We know you can’t do without VMware Tools, hence the need to keep an eye on which machines dont have them installed or are out of date (wide latitude is permitted, I know).
There’s a pre-baked View for these two separately, I came up with one that combined them, no rocket science here.
- Tools Status came from Summary | Guest Operating System | Tools Version Status
- Tools Running? came from Summary | Guest Operating System | Tools Running Status
VMs with low disk space
VMs with low disk were those with less than 11% left:
- Disk remaining came from Disk Space | Capacity Remaining (%)
I used a single filter here:
- Disk Space | Capacity Remaining (%) is less than 11%
Hots hosts were deemed ones that had been running at over 50% CPU and RAM utilization over the past 24 hours. I came up with the following View:
- CPU Usage – hot hosts came from CPU | Capacity Usage (%). Sorted in the descending order.
- RAM Usage – hot hosts came from RAM | Capacity Usage (%). Sorted in the descending order but once again, it’ll sort by one metric (attribute) only.
- Read Latency came from Storage | Read Latency
- Write Latency came from Storage | Write Latency
- Read IOPS came from Storage | Reads per second
- Write IOPS came from Storage | Writes per second
I used the following filters:
- Display hosts with CPU utilization at least 50%
- Display hosts with RAM utilization at least 50%
I chose not to summarize anything here.
Datastores running out of space
I customized the pre-baked View (actually cloned the original one and customized the clone):
- Total came from Capacity | Total Space (TB)

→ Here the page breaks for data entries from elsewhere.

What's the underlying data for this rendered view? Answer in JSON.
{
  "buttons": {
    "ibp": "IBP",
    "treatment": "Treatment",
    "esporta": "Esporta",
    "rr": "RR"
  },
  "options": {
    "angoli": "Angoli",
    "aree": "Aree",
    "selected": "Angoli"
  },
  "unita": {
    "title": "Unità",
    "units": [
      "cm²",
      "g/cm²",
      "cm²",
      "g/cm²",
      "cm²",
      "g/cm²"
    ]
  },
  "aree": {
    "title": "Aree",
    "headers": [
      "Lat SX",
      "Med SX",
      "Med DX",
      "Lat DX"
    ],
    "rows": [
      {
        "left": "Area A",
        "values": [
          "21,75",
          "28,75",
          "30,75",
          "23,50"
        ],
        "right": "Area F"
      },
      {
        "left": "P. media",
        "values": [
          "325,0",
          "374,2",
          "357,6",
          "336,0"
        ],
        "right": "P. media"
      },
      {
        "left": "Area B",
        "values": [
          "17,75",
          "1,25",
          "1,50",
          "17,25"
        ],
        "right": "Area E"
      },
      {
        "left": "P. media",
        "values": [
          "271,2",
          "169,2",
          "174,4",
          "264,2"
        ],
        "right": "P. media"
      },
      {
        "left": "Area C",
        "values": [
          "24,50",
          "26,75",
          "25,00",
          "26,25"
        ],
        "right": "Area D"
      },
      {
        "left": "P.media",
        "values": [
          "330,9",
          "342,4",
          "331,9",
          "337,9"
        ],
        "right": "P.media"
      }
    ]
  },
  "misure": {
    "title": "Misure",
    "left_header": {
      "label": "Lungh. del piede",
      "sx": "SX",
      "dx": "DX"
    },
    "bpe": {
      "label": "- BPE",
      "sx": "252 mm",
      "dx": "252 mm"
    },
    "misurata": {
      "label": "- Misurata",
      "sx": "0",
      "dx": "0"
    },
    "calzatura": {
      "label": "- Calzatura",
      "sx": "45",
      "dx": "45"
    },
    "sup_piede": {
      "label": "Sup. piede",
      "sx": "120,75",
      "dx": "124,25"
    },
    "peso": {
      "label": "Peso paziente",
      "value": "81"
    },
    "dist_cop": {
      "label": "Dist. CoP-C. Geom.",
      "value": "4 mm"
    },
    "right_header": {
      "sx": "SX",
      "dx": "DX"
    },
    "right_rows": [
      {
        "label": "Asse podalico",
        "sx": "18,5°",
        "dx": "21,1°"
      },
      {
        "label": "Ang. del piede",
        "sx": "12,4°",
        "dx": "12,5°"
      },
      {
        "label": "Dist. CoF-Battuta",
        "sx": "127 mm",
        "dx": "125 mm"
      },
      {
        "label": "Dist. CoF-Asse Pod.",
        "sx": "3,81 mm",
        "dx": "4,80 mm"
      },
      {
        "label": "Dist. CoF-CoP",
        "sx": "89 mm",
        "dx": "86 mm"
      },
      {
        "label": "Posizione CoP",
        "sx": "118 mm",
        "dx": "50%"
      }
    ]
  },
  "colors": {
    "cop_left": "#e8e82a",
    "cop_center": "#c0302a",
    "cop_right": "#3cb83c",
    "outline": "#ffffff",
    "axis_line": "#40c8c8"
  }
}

- Usage came from Capacity | Used Space (TB). I chose to sort in the descending order.
- Overcommit was handy too – I could see which datastores were being hit the hardest given the thin-provisioning of vmdk’s.
Next, I added all these Views to a new report, called Daily Report, that I created:
Finally, I created a schedule so this report ran only on Monday through to Friday and only against a custom group that I created. Thing is, with large environments, reports can take a long time to run and run up the IOPS numbers on the array. I ran the report against my entire environment and it took about 3.5 hours to finish (some backups were running during this time too). My point is, run the report for your intended target.
I’ll post on custom groups next in a few days, these things are very useful when it comes to grouping certain areas of your infrastructure. You can then apply supermetrics against these groups and get some pretty good stats out of them.